Photo en contre-plongée d'une personne tenant une arme.

La proposition du gouvernement Trudeau de resserrer le contrôle sur les armes à feu de type assaut fait réagir la communauté de chasseurs sur les deux rives. Des chasseurs locaux trouvent l'amendement au projet de loi C-21 trop sévère (archives).

Photo : La Presse canadienne / Sean Kilpatrick

Radio-Canada

Le gouvernement libéral a déposé, au printemps dernier, le projet de loi C-21 sur le contrôle des armes à feu au Canada. Cependant, un amendement à ladite loi pourrait conduire à l'interdiction de nombreux fusils et pistolets semi-automatiques. Cette proposition est jugée trop sévère par des chasseurs de Gatineau, d’Ottawa et de l’Est de l’Ontario.
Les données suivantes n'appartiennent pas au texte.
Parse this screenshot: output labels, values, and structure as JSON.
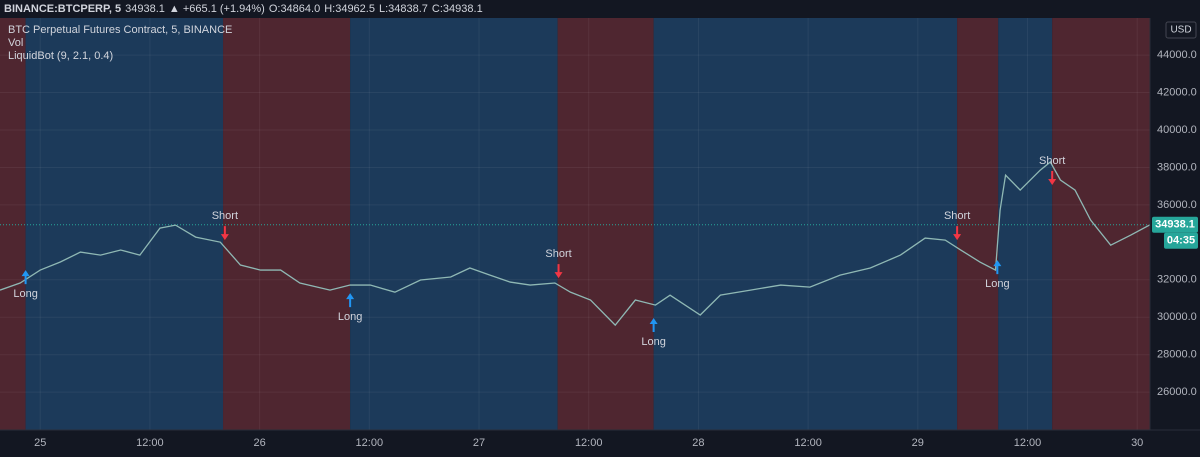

Au cas où l’amendement au projet de loi C-21 est adopté, il permettra de mieux définir les armes d’assaut interdites au Canada, en plus de restreindre la possession de modèles d’armes à feu semi-automatiques possédant un chargeur amovible et pouvant contenir plus de cinq cartouches.

La nouvelle est perçue comme un pas supplémentaire dans la bonne direction, affirme le groupe qui milite, entre autres, pour le contrôle des armes à feu, PolySeSouvient.

Cette mesure vise à minimiser les chances de tuerie de masse. Parce que la plupart des tireurs qui font ces massacres-là, ce sont des propriétaires légaux de leurs armes, commente Heidi Rathjen, coordinatrice et cofondatrice de PolySeSouvient.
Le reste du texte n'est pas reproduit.